NASA Administrator Bill Nelson said he hoped that the Artemis program, which aims to launch the first of a recurring series of missions to the moon in late 2024, would not be the target of budgetary cutbacks.
"Rs and Ds that sometimes are at loggerheads all come together. The space program is a unifying force. It's also a job-producing force," Nelson, a former Democratic senator from Florida who himself previously traveled to space, said. "That's another reason that we are hopeful that this resolution of what's going to happen on the debt ceiling is going to be resolved. ... Because the kind of cuts that you have seen talked about would be devastating to NASA, to our programs and, indeed, this what you're being presented with today, a crew that is taking us back to the moon after a half a century."
Lawmakers who highlighted their meetings with the crew Thursday included Rep. Harold Rogers, R-Ky., the chairman of the Commerce-Justice-Science appropriations subcommittee, and his Senate counterpart, Democratic Sen. Jeanne Shaheen of New Hampshire.
A NASA spokesperson said that other meetings were being held with members of House and Senate leadership, as well as caucuses across the political spectrum.
Victor Glover, the Artemis II pilot, said he also left meetings inspired by the support the program received.
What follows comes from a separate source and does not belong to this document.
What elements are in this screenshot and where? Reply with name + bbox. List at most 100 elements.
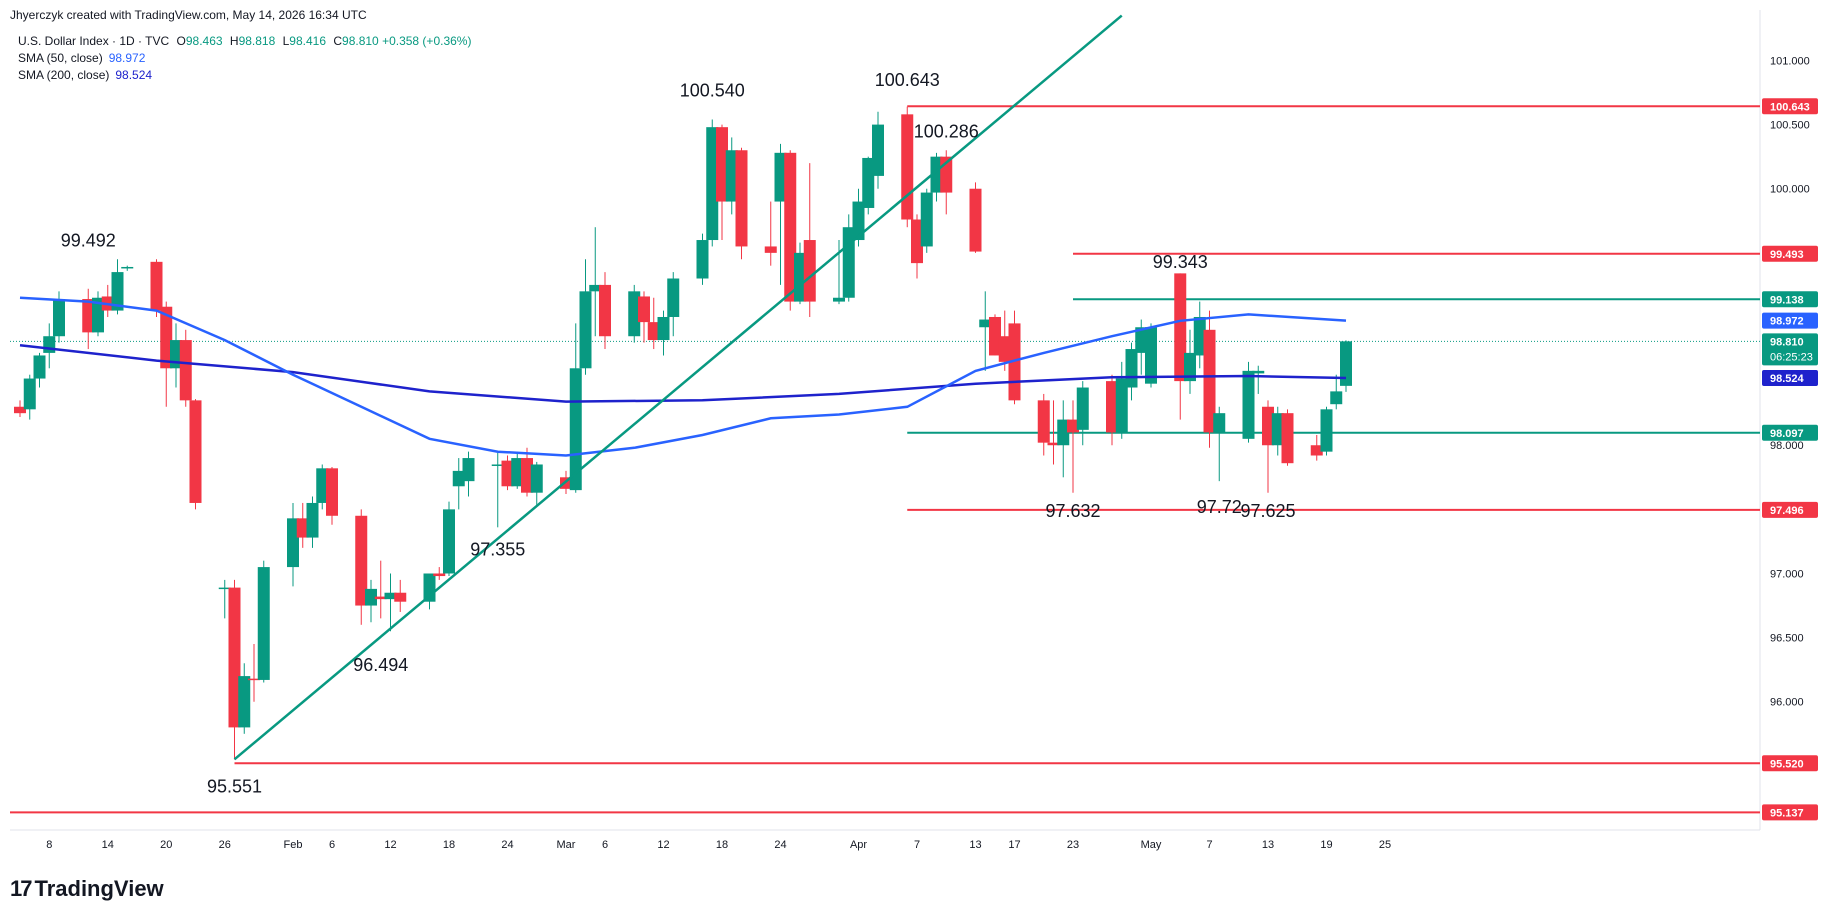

"What has happened is as we show up to places, folks are cheering us on and telling us how they're going to support us and they're going to make sure that we can keep doing the things that we're doing," Glover said. "They want to support us, they want to continue to support us, and they know how important the decisions and the debates that are happening right now are to the future, of sustainability, of that vision and execution of that mission."